Oecuménisme: entre euphorie et déprime

A moins qu’elle soit devenue une tradition plus soporifique que stimulante – ce qu’à Dieu ne plaise!- la Semaine de prière pour l’unité des chrétiens nous rappelle opportunément notre devoir sacré de prier et d’agir pour la réconciliation plénière des Eglises chrétiennes.

En fait, le chemin de l’œcuménisme réaliste se faufile toujours plus difficilement entre l’euphorie des uns et la déprime des autres. Deux attitudes inverses qui aboutissent au même résultat: il n’y a plus rien à faire… et passons à autre chose!

Les euphoriques estiment que tout va bien –ou presque- dans la biosphère œcuménique puisque les Eglises, du moins chez nous, ont enfin compris qu’il fallait s’accepter différentes pour le bien de tous. Heureusement, il est dépassé le temps où les chrétiens se situaient réciproquement en concurrents, en adversaires et même en ennemis. Bénissons le Seigneur: la fraternité a pris le relais. On s’entend bien entre communautés, on collabore souvent, on abandonne les points de friction encore chauds à la réflexion des spécialistes théologiens. Et surtout restons-en là, sans se compliquer la vie par des recherches de meilleure unité qui risquent de créer de nouvelles divisions au lieu de nous conforter dans la jouissance paisible de notre communion bien suffisante.

«Il y a toujours des noyaux durs qui nous séparent»

Mais il y a aussi des déprimés de l’œcuménisme. Avaient-ils placé la barre de l’unité trop haute? Ils avaient imaginé, notamment à la faveur de l’élan provoqué par l’entrée de l’Eglise catholique en œcuménisme lors du concile Vatican II, que tous les obstacles fondraient rapidement comme neige au soleil de la grâce divine. Et ils constatent, navrés, que des points de rupture subsistent, que des nœuds peinent à se dénouer, que la dynamique œcuménique se perd dans le sable des vieilles traditions de crispation sur certains points. Il y a toujours des noyaux durs qui nous séparent, y compris dans la vie courante de nos communautés. Il suffit de penser à l’eucharistie qu’on souhaite pouvoir partager librement, aux questions liées aux ministères –par exemple celui des évêques et du pape-, aux relations avec les saints, et notamment avec la Vierge Marie.
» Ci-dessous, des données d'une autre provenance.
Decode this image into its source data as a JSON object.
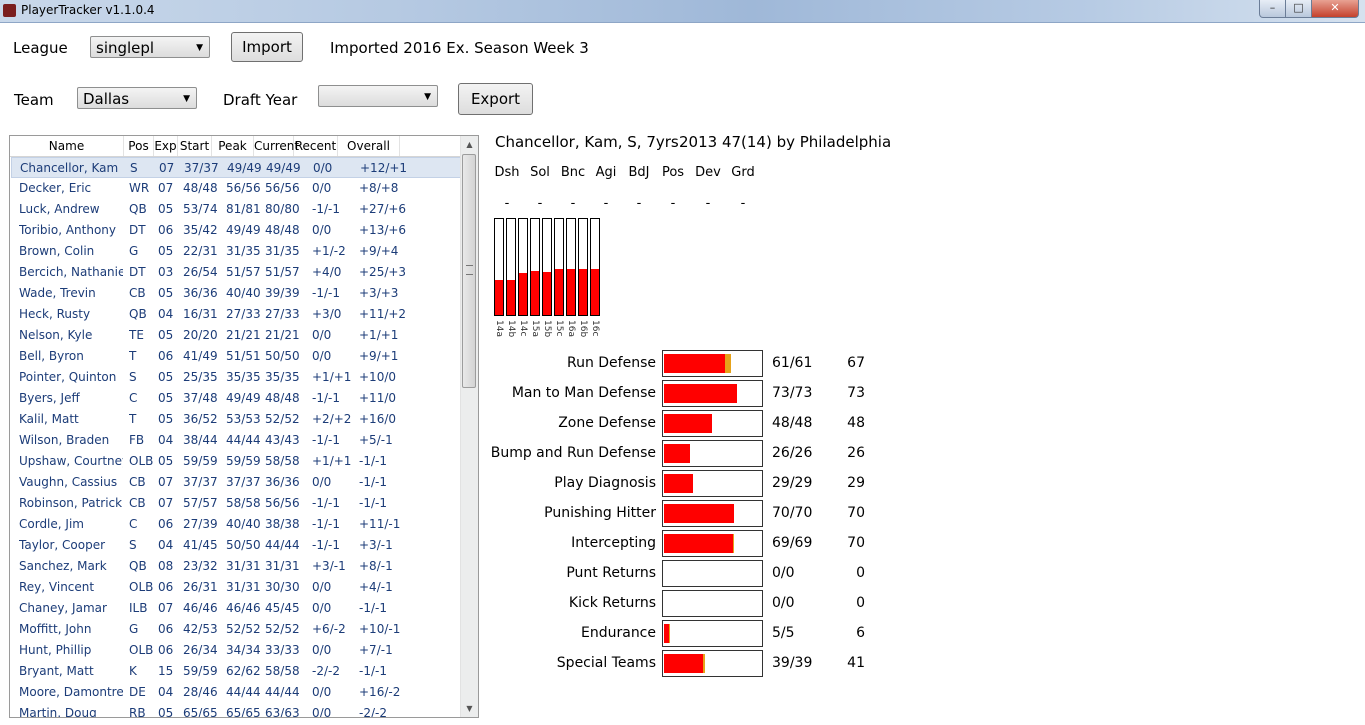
{
  "window": {
    "title": "PlayerTracker v1.1.0.4",
    "minimize": "–",
    "maximize": "□",
    "close": "✕"
  },
  "toolbar": {
    "league_label": "League",
    "league_value": "singlepl",
    "import_label": "Import",
    "status_text": "Imported 2016 Ex. Season Week 3",
    "team_label": "Team",
    "team_value": "Dallas",
    "draft_year_label": "Draft Year",
    "draft_year_value": "",
    "export_label": "Export"
  },
  "list": {
    "headers": [
      "Name",
      "Pos",
      "Exp",
      "Start",
      "Peak",
      "Current",
      "Recent",
      "Overall"
    ],
    "rows": [
      [
        "Chancellor, Kam",
        "S",
        "07",
        "37/37",
        "49/49",
        "49/49",
        "0/0",
        "+12/+1"
      ],
      [
        "Decker, Eric",
        "WR",
        "07",
        "48/48",
        "56/56",
        "56/56",
        "0/0",
        "+8/+8"
      ],
      [
        "Luck, Andrew",
        "QB",
        "05",
        "53/74",
        "81/81",
        "80/80",
        "-1/-1",
        "+27/+6"
      ],
      [
        "Toribio, Anthony",
        "DT",
        "06",
        "35/42",
        "49/49",
        "48/48",
        "0/0",
        "+13/+6"
      ],
      [
        "Brown, Colin",
        "G",
        "05",
        "22/31",
        "31/35",
        "31/35",
        "+1/-2",
        "+9/+4"
      ],
      [
        "Bercich, Nathaniel",
        "DT",
        "03",
        "26/54",
        "51/57",
        "51/57",
        "+4/0",
        "+25/+3"
      ],
      [
        "Wade, Trevin",
        "CB",
        "05",
        "36/36",
        "40/40",
        "39/39",
        "-1/-1",
        "+3/+3"
      ],
      [
        "Heck, Rusty",
        "QB",
        "04",
        "16/31",
        "27/33",
        "27/33",
        "+3/0",
        "+11/+2"
      ],
      [
        "Nelson, Kyle",
        "TE",
        "05",
        "20/20",
        "21/21",
        "21/21",
        "0/0",
        "+1/+1"
      ],
      [
        "Bell, Byron",
        "T",
        "06",
        "41/49",
        "51/51",
        "50/50",
        "0/0",
        "+9/+1"
      ],
      [
        "Pointer, Quinton",
        "S",
        "05",
        "25/35",
        "35/35",
        "35/35",
        "+1/+1",
        "+10/0"
      ],
      [
        "Byers, Jeff",
        "C",
        "05",
        "37/48",
        "49/49",
        "48/48",
        "-1/-1",
        "+11/0"
      ],
      [
        "Kalil, Matt",
        "T",
        "05",
        "36/52",
        "53/53",
        "52/52",
        "+2/+2",
        "+16/0"
      ],
      [
        "Wilson, Braden",
        "FB",
        "04",
        "38/44",
        "44/44",
        "43/43",
        "-1/-1",
        "+5/-1"
      ],
      [
        "Upshaw, Courtney",
        "OLB",
        "05",
        "59/59",
        "59/59",
        "58/58",
        "+1/+1",
        "-1/-1"
      ],
      [
        "Vaughn, Cassius",
        "CB",
        "07",
        "37/37",
        "37/37",
        "36/36",
        "0/0",
        "-1/-1"
      ],
      [
        "Robinson, Patrick",
        "CB",
        "07",
        "57/57",
        "58/58",
        "56/56",
        "-1/-1",
        "-1/-1"
      ],
      [
        "Cordle, Jim",
        "C",
        "06",
        "27/39",
        "40/40",
        "38/38",
        "-1/-1",
        "+11/-1"
      ],
      [
        "Taylor, Cooper",
        "S",
        "04",
        "41/45",
        "50/50",
        "44/44",
        "-1/-1",
        "+3/-1"
      ],
      [
        "Sanchez, Mark",
        "QB",
        "08",
        "23/32",
        "31/31",
        "31/31",
        "+3/-1",
        "+8/-1"
      ],
      [
        "Rey, Vincent",
        "OLB",
        "06",
        "26/31",
        "31/31",
        "30/30",
        "0/0",
        "+4/-1"
      ],
      [
        "Chaney, Jamar",
        "ILB",
        "07",
        "46/46",
        "46/46",
        "45/45",
        "0/0",
        "-1/-1"
      ],
      [
        "Moffitt, John",
        "G",
        "06",
        "42/53",
        "52/52",
        "52/52",
        "+6/-2",
        "+10/-1"
      ],
      [
        "Hunt, Phillip",
        "OLB",
        "06",
        "26/34",
        "34/34",
        "33/33",
        "0/0",
        "+7/-1"
      ],
      [
        "Bryant, Matt",
        "K",
        "15",
        "59/59",
        "62/62",
        "58/58",
        "-2/-2",
        "-1/-1"
      ],
      [
        "Moore, Damontre",
        "DE",
        "04",
        "28/46",
        "44/44",
        "44/44",
        "0/0",
        "+16/-2"
      ],
      [
        "Martin, Doug",
        "RB",
        "05",
        "65/65",
        "65/65",
        "63/63",
        "0/0",
        "-2/-2"
      ]
    ]
  },
  "player": {
    "header": "Chancellor, Kam, S, 7yrs",
    "draft": "2013 47(14) by Philadelphia",
    "skills": [
      {
        "label": "Dsh",
        "value": "-"
      },
      {
        "label": "Sol",
        "value": "-"
      },
      {
        "label": "Bnc",
        "value": "-"
      },
      {
        "label": "Agi",
        "value": "-"
      },
      {
        "label": "BdJ",
        "value": "-"
      },
      {
        "label": "Pos",
        "value": "-"
      },
      {
        "label": "Dev",
        "value": "-"
      },
      {
        "label": "Grd",
        "value": "-"
      }
    ],
    "trend": {
      "labels": [
        "14a",
        "14b",
        "14c",
        "15a",
        "15b",
        "15c",
        "16a",
        "16b",
        "16c"
      ],
      "values": [
        0.36,
        0.36,
        0.44,
        0.46,
        0.45,
        0.48,
        0.48,
        0.48,
        0.48
      ]
    },
    "attributes": [
      {
        "name": "Run Defense",
        "value": "61/61",
        "overall": "67",
        "cur": 61,
        "ovr": 67
      },
      {
        "name": "Man to Man Defense",
        "value": "73/73",
        "overall": "73",
        "cur": 73,
        "ovr": 73
      },
      {
        "name": "Zone Defense",
        "value": "48/48",
        "overall": "48",
        "cur": 48,
        "ovr": 48
      },
      {
        "name": "Bump and Run Defense",
        "value": "26/26",
        "overall": "26",
        "cur": 26,
        "ovr": 26
      },
      {
        "name": "Play Diagnosis",
        "value": "29/29",
        "overall": "29",
        "cur": 29,
        "ovr": 29
      },
      {
        "name": "Punishing Hitter",
        "value": "70/70",
        "overall": "70",
        "cur": 70,
        "ovr": 70
      },
      {
        "name": "Intercepting",
        "value": "69/69",
        "overall": "70",
        "cur": 69,
        "ovr": 70
      },
      {
        "name": "Punt Returns",
        "value": "0/0",
        "overall": "0",
        "cur": 0,
        "ovr": 0
      },
      {
        "name": "Kick Returns",
        "value": "0/0",
        "overall": "0",
        "cur": 0,
        "ovr": 0
      },
      {
        "name": "Endurance",
        "value": "5/5",
        "overall": "6",
        "cur": 5,
        "ovr": 6
      },
      {
        "name": "Special Teams",
        "value": "39/39",
        "overall": "41",
        "cur": 39,
        "ovr": 41
      }
    ]
  },
  "colors": {
    "bar_fill": "#ff0000",
    "bar_extra": "#e6a21a",
    "row_text": "#1c3c78",
    "selected_row": "#dde6f2"
  }
}
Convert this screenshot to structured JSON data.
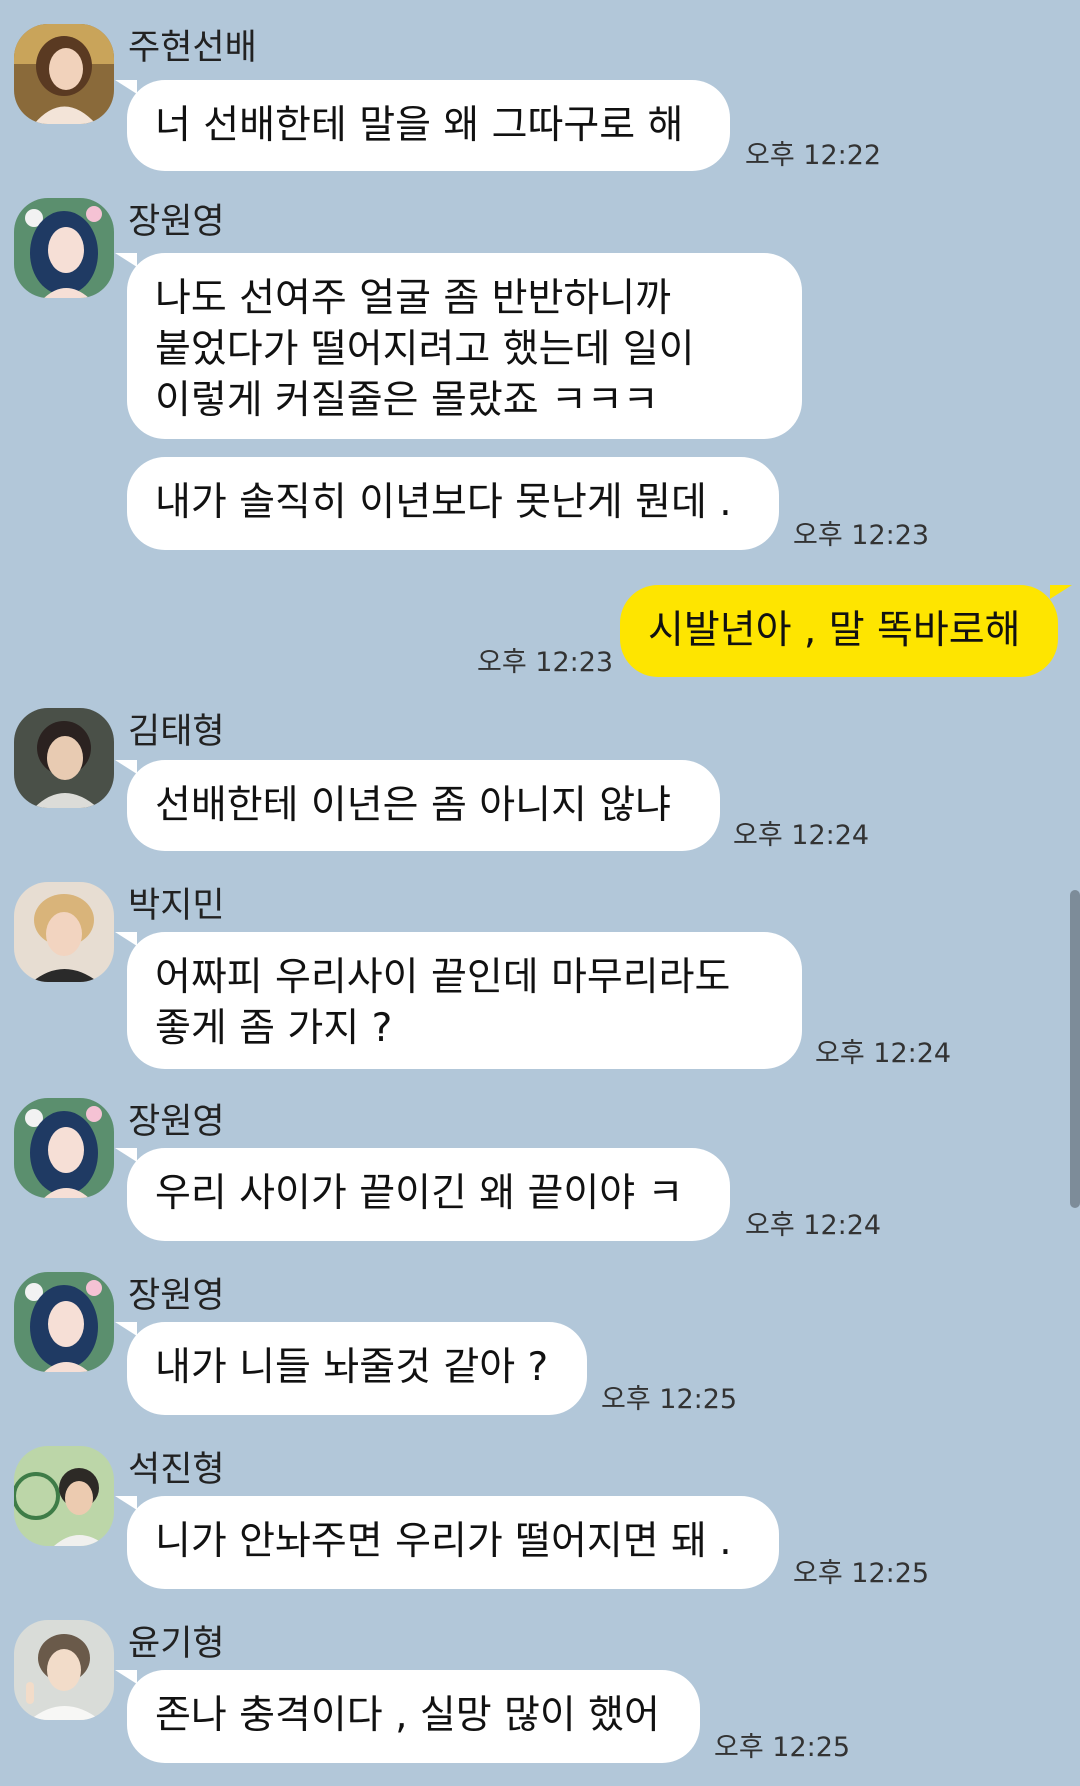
{
  "colors": {
    "background": "#b2c7d9",
    "incoming_bubble": "#ffffff",
    "outgoing_bubble": "#fee500"
  },
  "messages": [
    {
      "sender": "주현선배",
      "lines": [
        "너 선배한테 말을 왜 그따구로 해"
      ],
      "time": "오후 12:22",
      "avatar_icon": "woman-portrait-avatar"
    },
    {
      "sender": "장원영",
      "lines": [
        "나도 선여주 얼굴 좀 반반하니까",
        "붙었다가 떨어지려고 했는데 일이",
        "이렇게 커질줄은 몰랐죠 ㅋㅋㅋ"
      ],
      "time": "",
      "avatar_icon": "blue-hair-flower-avatar"
    },
    {
      "sender": "",
      "lines": [
        "내가 솔직히 이년보다 못난게 뭔데 ."
      ],
      "time": "오후 12:23",
      "avatar_icon": ""
    },
    {
      "sender": "me",
      "lines": [
        "시발년아 , 말 똑바로해"
      ],
      "time": "오후 12:23",
      "avatar_icon": ""
    },
    {
      "sender": "김태형",
      "lines": [
        "선배한테 이년은 좀 아니지 않냐"
      ],
      "time": "오후 12:24",
      "avatar_icon": "man-portrait-avatar"
    },
    {
      "sender": "박지민",
      "lines": [
        "어짜피 우리사이 끝인데 마무리라도",
        "좋게 좀 가지 ?"
      ],
      "time": "오후 12:24",
      "avatar_icon": "blond-man-avatar"
    },
    {
      "sender": "장원영",
      "lines": [
        "우리 사이가 끝이긴 왜 끝이야 ㅋ"
      ],
      "time": "오후 12:24",
      "avatar_icon": "blue-hair-flower-avatar"
    },
    {
      "sender": "장원영",
      "lines": [
        "내가 니들 놔줄것 같아 ?"
      ],
      "time": "오후 12:25",
      "avatar_icon": "blue-hair-flower-avatar"
    },
    {
      "sender": "석진형",
      "lines": [
        "니가 안놔주면 우리가 떨어지면 돼 ."
      ],
      "time": "오후 12:25",
      "avatar_icon": "tennis-man-avatar"
    },
    {
      "sender": "윤기형",
      "lines": [
        "존나 충격이다 , 실망 많이 했어"
      ],
      "time": "오후 12:25",
      "avatar_icon": "peace-sign-man-avatar"
    }
  ]
}
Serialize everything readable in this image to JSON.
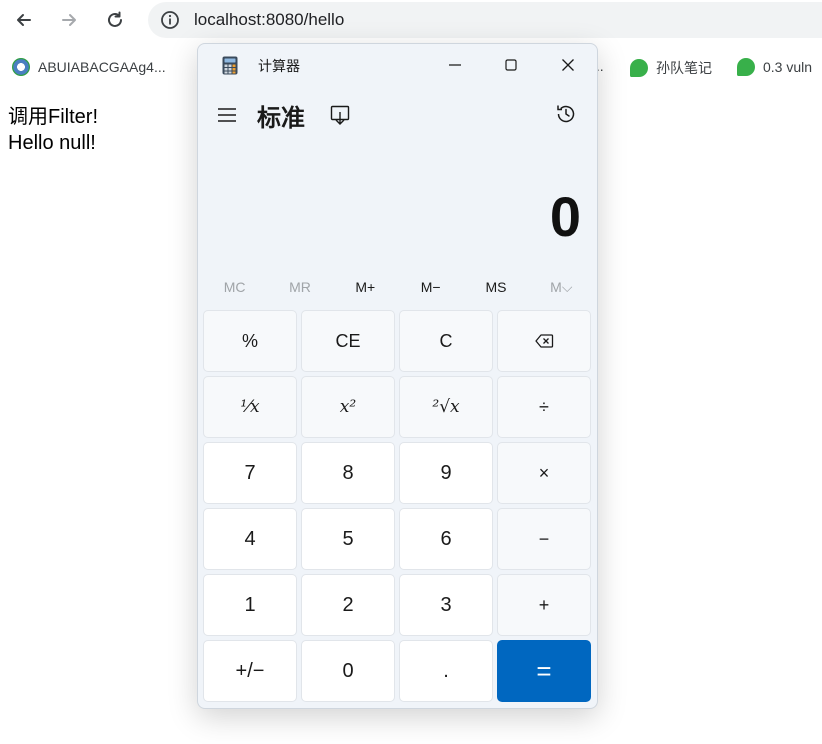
{
  "browser": {
    "url": "localhost:8080/hello",
    "bookmarks": [
      {
        "label": "ABUIABACGAAg4...",
        "color": "#4a7fc1"
      },
      {
        "label": "...",
        "color": ""
      },
      {
        "label": "孙队笔记",
        "color": "#38b04a"
      },
      {
        "label": "0.3 vuln",
        "color": "#38b04a"
      }
    ]
  },
  "page": {
    "line1": "调用Filter!",
    "line2": "Hello null!"
  },
  "calculator": {
    "window_title": "计算器",
    "mode": "标准",
    "display_value": "0",
    "memory": [
      "MC",
      "MR",
      "M+",
      "M−",
      "MS",
      "M⌵"
    ],
    "keys": [
      "%",
      "CE",
      "C",
      "⌫",
      "¹⁄x",
      "x²",
      "²√x",
      "÷",
      "7",
      "8",
      "9",
      "×",
      "4",
      "5",
      "6",
      "−",
      "1",
      "2",
      "3",
      "+",
      "+/−",
      "0",
      ".",
      "="
    ],
    "accent_color": "#0067c0"
  }
}
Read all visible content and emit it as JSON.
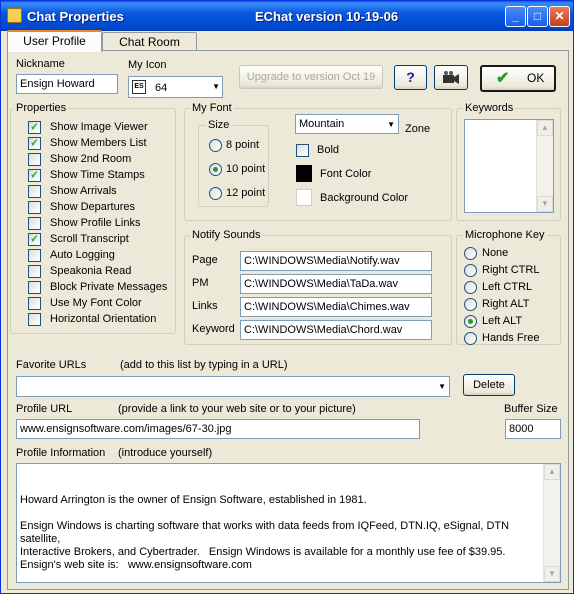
{
  "title": "Chat Properties",
  "version": "EChat version 10-19-06",
  "tabs": [
    "User Profile",
    "Chat Room"
  ],
  "nickname": {
    "label": "Nickname",
    "value": "Ensign Howard"
  },
  "my_icon": {
    "label": "My Icon",
    "value": "64",
    "badge": "ES"
  },
  "upgrade_button": "Upgrade to version Oct 19",
  "help_button": "?",
  "ok_button": "OK",
  "properties": {
    "label": "Properties",
    "items": [
      {
        "label": "Show Image Viewer",
        "checked": true
      },
      {
        "label": "Show Members List",
        "checked": true
      },
      {
        "label": "Show 2nd Room",
        "checked": false
      },
      {
        "label": "Show Time Stamps",
        "checked": true
      },
      {
        "label": "Show Arrivals",
        "checked": false
      },
      {
        "label": "Show Departures",
        "checked": false
      },
      {
        "label": "Show Profile Links",
        "checked": false
      },
      {
        "label": "Scroll Transcript",
        "checked": true
      },
      {
        "label": "Auto Logging",
        "checked": false
      },
      {
        "label": "Speakonia Read",
        "checked": false
      },
      {
        "label": "Block Private Messages",
        "checked": false
      },
      {
        "label": "Use My Font Color",
        "checked": false
      },
      {
        "label": "Horizontal Orientation",
        "checked": false
      }
    ]
  },
  "my_font": {
    "label": "My Font",
    "size_label": "Size",
    "sizes": [
      {
        "label": "8 point",
        "selected": false
      },
      {
        "label": "10 point",
        "selected": true
      },
      {
        "label": "12 point",
        "selected": false
      }
    ],
    "font_value": "Mountain",
    "zone_label": "Zone",
    "bold_label": "Bold",
    "font_color_label": "Font Color",
    "background_color_label": "Background Color",
    "font_color": "#000000",
    "background_color": "#ffffff"
  },
  "keywords": {
    "label": "Keywords"
  },
  "notify_sounds": {
    "label": "Notify Sounds",
    "rows": [
      {
        "label": "Page",
        "value": "C:\\WINDOWS\\Media\\Notify.wav"
      },
      {
        "label": "PM",
        "value": "C:\\WINDOWS\\Media\\TaDa.wav"
      },
      {
        "label": "Links",
        "value": "C:\\WINDOWS\\Media\\Chimes.wav"
      },
      {
        "label": "Keyword",
        "value": "C:\\WINDOWS\\Media\\Chord.wav"
      }
    ]
  },
  "microphone_key": {
    "label": "Microphone Key",
    "options": [
      {
        "label": "None",
        "selected": false
      },
      {
        "label": "Right CTRL",
        "selected": false
      },
      {
        "label": "Left CTRL",
        "selected": false
      },
      {
        "label": "Right ALT",
        "selected": false
      },
      {
        "label": "Left ALT",
        "selected": true
      },
      {
        "label": "Hands Free",
        "selected": false
      }
    ]
  },
  "favorite_urls": {
    "label": "Favorite URLs",
    "hint": "(add to this list by typing in a URL)",
    "value": "",
    "delete_button": "Delete"
  },
  "profile_url": {
    "label": "Profile URL",
    "hint": "(provide a link to your web site or to your picture)",
    "value": "www.ensignsoftware.com/images/67-30.jpg"
  },
  "buffer_size": {
    "label": "Buffer Size",
    "value": "8000"
  },
  "profile_info": {
    "label": "Profile Information",
    "hint": "(introduce yourself)",
    "text": "Howard Arrington is the owner of Ensign Software, established in 1981.\n\nEnsign Windows is charting software that works with data feeds from IQFeed, DTN.IQ, eSignal, DTN satellite,\nInteractive Brokers, and Cybertrader.   Ensign Windows is available for a monthly use fee of $39.95.\nEnsign's web site is:   www.ensignsoftware.com"
  },
  "colors": {
    "titlebar": "#0054e3",
    "dialog": "#ece9d8",
    "check": "#21a121"
  }
}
Sans compter des problèmes autour de l’éthique, qui nous divisent encore souvent quand il s’agirait de pouvoir prendre des positions communes dans notre société.

«Il y a assez de belles constructions réussies pour ne jamais se décourager»

Je comprends toutes ces réactions. Mais au lieu de me décourager, elles me stimulent. A reméditer sans cesse le projet de Jésus pour ses disciples, à revisiter les témoignages des premières communautés chrétiennes sous la guidée des apôtres, je rends grâce pour le chemin parcouru grâce à la magnifique «utopie œcuménique» promue par des pionniers qui furent de grands prophètes de l’Evangile. Nous revenons de si loin, et nous nous sommes tellement rapprochés. Mais je dois bien admettre qu’il y a encore du chemin à parcourir pour parvenir –avec la grâce de Dieu- à concilier encore mieux les exigences de l’unité profonde entre tous les chrétiens et une juste diversité entre les Eglises, de manière à former une véritable «Eglise d’Eglises», enfin conforme au dessein et à la prière du Christ pour les siens.

Que la maison commune de tous les chrétiens soit encore en chantier, ça m’invite à venir y travailler avec grande espérance. Il y a assez de belles constructions réussies pour ne jamais se décourager. Il y a encore assez à œuvrer pour s’investir avec ardeur.

Etre un artisan –même très modeste- sur ce chantier-là, c’est un beau service. C’est surtout une belle joie, toute imprégnée de l’Esprit Saint.